Meditemos um instante este assunto palpitante falando sucintamente e mostrando que estes dois poderes ou soberanias:

1. São perfeitamente distintos,
2. Mas que devem ser unidos.

As relações do governo e da Igreja constituem um assunto delicado; procuremos elucidar e compreender bem os princípios que formam a base sólida destas relações.

I. São soberanias distintas

Cada uma tem, de fato, uma finalidade especial que atingir e um domínio onde pode mover-se numa independência mútua.

Qual é a finalidade da Igreja?

É conduzir os indivíduos e os povos à felicidade eterna e, para alcançar esta finalidade, ela administra o domínio da fé, da moral, ela faz penetrar em toda parte a palavra e a vida de Jesus Cristo, seu Chefe.

E qual é a finalidade do estado?

É obter a felicidade temporal dos indivíduos e dos povos.

Enquanto o estado se ocupa dos interesses materiais que lhe são confiados, sem intrometer-se no domínio da fé e da moral, a Igreja não intervém de modo nenhum no domínio das coisas puramente materiais, pois o Estado é soberano nesta matéria.

Esta distinção essencial entre os dois poderes tem sido solenemente reconhecida e proclamada desde a origem pelas leis romanas, pelos Doutores da Igreja, pelos Papas e pelos concílios; e nunca o ensino Católico variou, hesitou, ou vergou sobre a questão fundamental da independência recíproca da Igreja e do Estado.

O Imperador Justiniano, em suas “Novelas”, diz: “Deus confiou aos homens o Sacerdócio e o Império, o Sacerdócio para administrar as coisas divinas e o Império para presidir as coisas humanas, uma e outra procedem do mesmo principio”.

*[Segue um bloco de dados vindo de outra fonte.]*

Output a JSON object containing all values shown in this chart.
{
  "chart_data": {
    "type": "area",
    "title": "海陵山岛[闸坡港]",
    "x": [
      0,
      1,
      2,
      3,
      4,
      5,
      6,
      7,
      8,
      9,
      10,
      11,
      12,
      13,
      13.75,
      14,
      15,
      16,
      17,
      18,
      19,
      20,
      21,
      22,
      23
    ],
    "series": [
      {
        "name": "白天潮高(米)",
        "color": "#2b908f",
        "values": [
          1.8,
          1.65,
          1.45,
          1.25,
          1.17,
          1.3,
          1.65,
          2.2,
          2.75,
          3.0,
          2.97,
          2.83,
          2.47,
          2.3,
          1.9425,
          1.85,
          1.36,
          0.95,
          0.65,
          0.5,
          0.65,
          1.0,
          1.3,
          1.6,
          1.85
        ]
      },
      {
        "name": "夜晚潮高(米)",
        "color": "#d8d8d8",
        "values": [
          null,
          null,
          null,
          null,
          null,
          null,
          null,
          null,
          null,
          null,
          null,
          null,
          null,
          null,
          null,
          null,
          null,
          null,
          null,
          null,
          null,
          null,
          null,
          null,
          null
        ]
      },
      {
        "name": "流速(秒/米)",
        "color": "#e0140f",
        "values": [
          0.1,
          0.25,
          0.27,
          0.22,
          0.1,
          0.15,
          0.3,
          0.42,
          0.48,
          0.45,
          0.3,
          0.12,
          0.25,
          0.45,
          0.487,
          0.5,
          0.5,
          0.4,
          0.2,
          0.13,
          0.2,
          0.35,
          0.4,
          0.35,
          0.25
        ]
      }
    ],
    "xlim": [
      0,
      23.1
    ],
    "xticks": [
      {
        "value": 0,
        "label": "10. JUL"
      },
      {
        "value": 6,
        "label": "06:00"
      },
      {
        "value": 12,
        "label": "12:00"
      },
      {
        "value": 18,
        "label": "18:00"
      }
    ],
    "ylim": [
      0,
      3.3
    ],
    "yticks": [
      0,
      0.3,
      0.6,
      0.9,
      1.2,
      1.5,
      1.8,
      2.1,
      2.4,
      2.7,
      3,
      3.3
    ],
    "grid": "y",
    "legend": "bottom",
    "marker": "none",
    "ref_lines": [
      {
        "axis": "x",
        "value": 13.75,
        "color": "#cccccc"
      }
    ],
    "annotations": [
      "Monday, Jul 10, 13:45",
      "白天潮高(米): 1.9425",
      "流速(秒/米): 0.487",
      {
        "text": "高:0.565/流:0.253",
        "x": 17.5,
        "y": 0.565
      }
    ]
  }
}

O Papa Gelásio, dirigindo-se ao Imperador Anastácio, protetor da heresia de Eutiques, exprime-se nestes termos:

“O mundo é governado por dois poderes, o dos Pontífices e o dos Reis... se em tudo o que é da ordem pública, os Bispos, reconhecendo a autoridade que recebestes de Deus, obedecem a vossas leis; com quanto amor, augusto Imperador, vós deveis obedecer-lhes em tudo que diz respeito aos veneráveis mistérios, dos quais eles são os dispensadores”.

Cada vez que os imperadores de Constantinopla pretendem usurpar o poder espiritual, encontram um braço que os contém e uma voz que os repreende.

Ósio de Córdova escreve ao Imperador Constâncio:

“Não nos é permitido, a nós Bispos, de pretender ao Império nas coisas da terra, e não vos é tão pouco permitido, a vós Imperador, de usurpar o turíbulo ou o poder das coisas sagradas”.

O Papa Inocêncio III afirma a distinção entre os dois poderes e, além disso, exalta a superioridade do poder espiritual sobre o poder temporal.

Esta superioridade é manifesta, diz ele, pois que com toda evidência a alma sobrepuja o corpo, o Céu à terra, a Justiça divina à justiça humana, as coisas da eternidade sobrepujam as coisas do tempo.

Dos dois poderes, o mais elevado é sem contestação o poder espiritual, que se dirige a parte mais nobre do homem, que se refere a seus mais graves interesses e lhe abre a porta do Céu.

Compreendamo-lo bem, a superioridade da Igreja não suprime a autonomia do estado. A Igreja e o Estado ficam duas soberanias perfeitamente distintas.

No mundo pagão havia só um poder: César, que tudo tinha em sua mão: os corpos e as almas, a política e a religião.

No mundo cristão há duas potências: a Igreja e o estado, absolutamente distintas. Quer dizer isso, que estas duas potências devem permanecer estranhas uma para com a outra? Não! Abso1utamente não!

II. Devem ser unidas

A Igreja e o estado devem ser unidos e andar de mãos dadas.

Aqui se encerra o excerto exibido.